Comrade Kondurushkinʹs conclusion from the economic data of 1925‐1926 is interesting. about the judicial past of those civil servants who were convicted for bribes and other economic crimes committed in 1924‐1926. And every economic crime in our conditions is a crime in favor of a private trader, connected in one way or another with the interests of the private trader.

It turns out that of all the employees who in the second period of the NEP, i.e. in 1924‐1926, committed economic crimes, about 80% had already been convicted earlier for economic crimes. In other words, we have a stable circle of economic criminals in our government agencies. Of those criminals who have been convicted over the past two or three years, four‐fifths have already been convicted several times (and some have even been convicted several times) in various economic trials, but then they were again recruited into the service ‐ other than a clever

ʺirreplaceableʺ person, like a clever agent, or moved from one government agency to serve in another government agency, where they did not pay attention to the past, or there were friends in the apparatus who pulled them in again, or in general the authorities looked through their fingers at the past ‐ perhaps it will not happen again. One way or another, but the fact is that the thieves of the first period of the NEP, who were convicted by law because they did not turn into private entrepreneurs, quite often returned again to the state service. Of the newly convicted for economic crimes, employees of state bodies, as it was said, 80% are already convicted earlier, before that.

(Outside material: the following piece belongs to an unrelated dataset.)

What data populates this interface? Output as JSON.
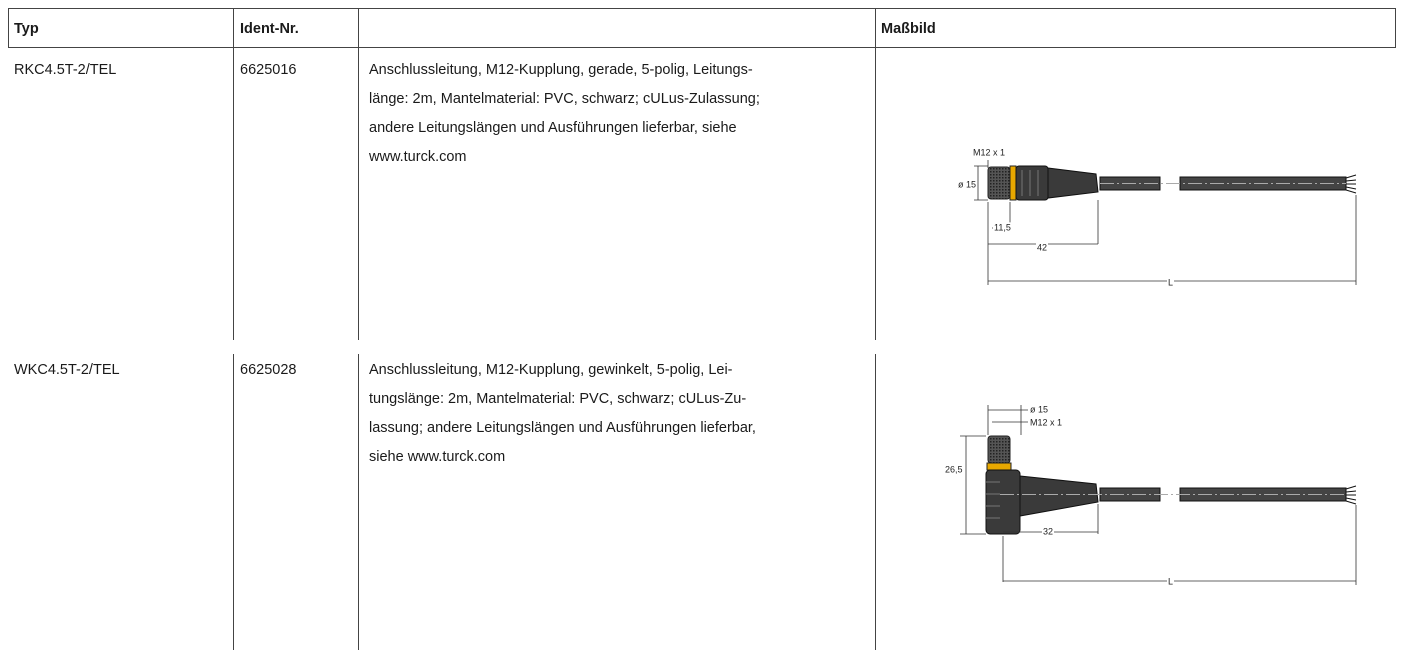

From this, by the way, it is clear that a special law should be issued that would prohibit all state bodies, and at the same time all cooperatives, from accepting into the state and cooperative service those persons who, at any time during the Soviet regime, were convicted of economic crimes, although if they were then amnestied, at least they served their sentence, at least


 

they were released in order to unload prisons. It is time, in the tenth year of the revolution, to do without patented thieves in the public service. You can allow them to move on to physical labor on the ground or in the trades, but do not trust them again with positions that enable economic crimes. Under tsarism, revolutionaries were forbidden to live in medium and large cities. We will act quite correctly if we prohibit living in cities from 50 thousand inhabitants of the entire ʺNep scumʺ, to all who have ever been convicted or administratively deported on economic matters. There are only 85 such cities in the USSR, and these are the key economic points of the country, where the

ʺcriminal bourgeoisieʺ has the most opportunities and does the most harm. This question has already been raised and is close to a positive resolution.